Attempts have often been made to cook according to ancient recipes, but rarely with success. The curious in these matters may be referred to Smollett’s observations in “Peregrine Pickle” on certain experiments to cook practically according to the recipes of Apicius. They ended disastrously.

A last word on soup. The French cuisine bourgeoise (the best in the world) believes in good strong meat for its soups, and not, as we erroneously suppose, makes shift—and good shift too—out of any odds and ends; “any old thing,” as the Americans say. On the contrary, pour faire sourire le pot-au-feu (delightful expression!) you must have good material, and plenty of it.

CHAPTER·IV·FISH·

“In a restaurant, when a waiter offers you turbot, ask for salmon, and when he offers you a sole, order a mackerel; as language to man, so fish has been given to the waiter to disguise his thoughts.”—P. Z. Didsbury.

The fish of Great Britain is, beyond all manner of doubt, the very best in the world. It is, therefore, only right and proper that its original flavour should be preserved by simply boiling or frying it, and eating it with what some of the old cook-books call its “Analogies,” which presumably means its traditional accompaniments: lemon, brown bread and butter, and so much as may be of its own liquor, or a Court Bouillon of the simplest. There are so many ways of spoiling fish that the Chafer can never go far wrong if he rejects all but the most primitive, although it is not necessary to revert to the aboriginal braising upon the hot ashes of a nearly extinct wood fire, without the intervention of any implement of stone or earthenware whatever. This method is, however, still in practice to-day in many parts of Portugal (and possibly elsewhere) before the doors of the houses of the wage-earners, and in the taverns of the commoner folks.

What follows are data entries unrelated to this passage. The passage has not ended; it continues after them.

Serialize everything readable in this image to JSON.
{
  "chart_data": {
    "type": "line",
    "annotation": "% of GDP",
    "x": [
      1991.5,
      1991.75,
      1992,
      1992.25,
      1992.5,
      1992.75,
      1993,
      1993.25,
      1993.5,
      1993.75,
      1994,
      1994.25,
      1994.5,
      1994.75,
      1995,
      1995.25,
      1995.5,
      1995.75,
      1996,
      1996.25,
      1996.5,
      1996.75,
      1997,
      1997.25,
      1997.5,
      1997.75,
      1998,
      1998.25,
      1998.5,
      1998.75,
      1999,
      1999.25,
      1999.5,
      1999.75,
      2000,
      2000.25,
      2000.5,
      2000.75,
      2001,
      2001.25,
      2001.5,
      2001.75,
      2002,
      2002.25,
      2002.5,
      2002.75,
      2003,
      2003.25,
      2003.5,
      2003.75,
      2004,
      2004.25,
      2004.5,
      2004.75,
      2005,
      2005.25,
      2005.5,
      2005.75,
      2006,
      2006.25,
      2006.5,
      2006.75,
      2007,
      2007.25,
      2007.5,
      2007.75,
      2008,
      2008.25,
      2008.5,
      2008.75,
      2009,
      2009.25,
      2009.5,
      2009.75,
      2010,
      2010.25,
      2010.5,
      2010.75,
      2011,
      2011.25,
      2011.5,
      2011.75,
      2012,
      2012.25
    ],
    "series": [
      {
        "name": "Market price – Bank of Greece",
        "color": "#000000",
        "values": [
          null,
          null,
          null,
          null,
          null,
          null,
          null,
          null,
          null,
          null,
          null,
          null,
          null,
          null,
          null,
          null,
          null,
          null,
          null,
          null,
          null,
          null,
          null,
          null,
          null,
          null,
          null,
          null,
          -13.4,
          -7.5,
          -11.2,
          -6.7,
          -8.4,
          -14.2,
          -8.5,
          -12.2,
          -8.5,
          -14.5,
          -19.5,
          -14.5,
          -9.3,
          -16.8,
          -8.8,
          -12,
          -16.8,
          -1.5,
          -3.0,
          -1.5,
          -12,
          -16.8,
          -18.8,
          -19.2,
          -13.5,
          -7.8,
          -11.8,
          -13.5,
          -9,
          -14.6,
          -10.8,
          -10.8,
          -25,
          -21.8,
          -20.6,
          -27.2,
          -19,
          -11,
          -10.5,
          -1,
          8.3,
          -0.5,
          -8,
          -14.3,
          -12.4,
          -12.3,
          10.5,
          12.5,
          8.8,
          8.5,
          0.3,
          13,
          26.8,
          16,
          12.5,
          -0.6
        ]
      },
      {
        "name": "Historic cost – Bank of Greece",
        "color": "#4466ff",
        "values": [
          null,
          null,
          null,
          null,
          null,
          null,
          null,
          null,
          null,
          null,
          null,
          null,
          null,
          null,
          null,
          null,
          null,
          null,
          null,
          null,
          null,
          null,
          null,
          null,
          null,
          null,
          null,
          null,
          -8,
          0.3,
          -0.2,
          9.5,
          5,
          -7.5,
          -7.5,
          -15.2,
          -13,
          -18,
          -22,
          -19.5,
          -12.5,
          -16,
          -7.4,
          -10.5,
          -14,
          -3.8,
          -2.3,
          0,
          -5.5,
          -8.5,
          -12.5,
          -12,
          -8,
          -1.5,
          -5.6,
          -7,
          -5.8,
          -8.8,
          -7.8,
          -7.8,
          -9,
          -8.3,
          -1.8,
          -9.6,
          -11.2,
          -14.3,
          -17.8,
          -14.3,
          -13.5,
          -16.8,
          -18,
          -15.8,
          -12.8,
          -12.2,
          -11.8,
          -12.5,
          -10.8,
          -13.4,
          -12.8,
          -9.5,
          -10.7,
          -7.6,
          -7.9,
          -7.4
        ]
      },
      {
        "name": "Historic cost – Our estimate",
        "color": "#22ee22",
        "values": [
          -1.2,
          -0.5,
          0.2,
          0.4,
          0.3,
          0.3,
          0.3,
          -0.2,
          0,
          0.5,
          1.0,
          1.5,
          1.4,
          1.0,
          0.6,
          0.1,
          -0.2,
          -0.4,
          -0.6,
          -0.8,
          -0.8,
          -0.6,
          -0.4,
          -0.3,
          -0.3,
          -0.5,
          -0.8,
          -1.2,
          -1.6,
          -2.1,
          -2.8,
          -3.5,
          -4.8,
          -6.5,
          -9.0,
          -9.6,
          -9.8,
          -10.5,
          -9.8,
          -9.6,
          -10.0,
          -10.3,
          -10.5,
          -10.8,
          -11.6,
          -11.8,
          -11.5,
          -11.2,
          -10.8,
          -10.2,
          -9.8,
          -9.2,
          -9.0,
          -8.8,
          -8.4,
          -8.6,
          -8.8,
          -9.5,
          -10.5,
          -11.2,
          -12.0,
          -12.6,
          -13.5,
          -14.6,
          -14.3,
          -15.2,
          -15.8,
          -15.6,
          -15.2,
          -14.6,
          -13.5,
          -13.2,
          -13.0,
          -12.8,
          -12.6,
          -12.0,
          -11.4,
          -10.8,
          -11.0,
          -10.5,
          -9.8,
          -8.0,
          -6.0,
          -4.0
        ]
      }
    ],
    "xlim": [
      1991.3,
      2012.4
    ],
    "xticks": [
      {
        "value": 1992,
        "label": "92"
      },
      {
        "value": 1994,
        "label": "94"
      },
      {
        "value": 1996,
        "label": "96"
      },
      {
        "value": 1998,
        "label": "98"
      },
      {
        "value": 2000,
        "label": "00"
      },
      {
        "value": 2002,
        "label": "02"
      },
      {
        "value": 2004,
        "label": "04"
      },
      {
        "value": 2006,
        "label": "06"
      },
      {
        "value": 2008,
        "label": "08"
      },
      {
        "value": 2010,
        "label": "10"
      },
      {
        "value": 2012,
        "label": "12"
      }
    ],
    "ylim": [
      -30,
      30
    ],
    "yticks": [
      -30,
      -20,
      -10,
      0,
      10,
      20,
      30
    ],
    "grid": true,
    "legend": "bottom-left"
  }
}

Without going to extremes, there is a decent self-respecting kind of cookery, to the value and charm of which the great Carême refers in his “Cuisinier Français” (1828), and which he calls, appropriately enough, le genre mâle et élégant.

The genius of Carême, however, occasionally led him to a state of self-appreciation which is supreme in its bathos. He says, for instance, in a kind of retrospect of his contributions to the culinary art: “I contemplated from behind my ovens the kitchens of India, China, Egypt, Greece, Turkey, Italy, Germany and Switzerland, and I felt their ignoble fabric of routine crumbling under my critical blows.” These are, indeed, “prave ’orts!”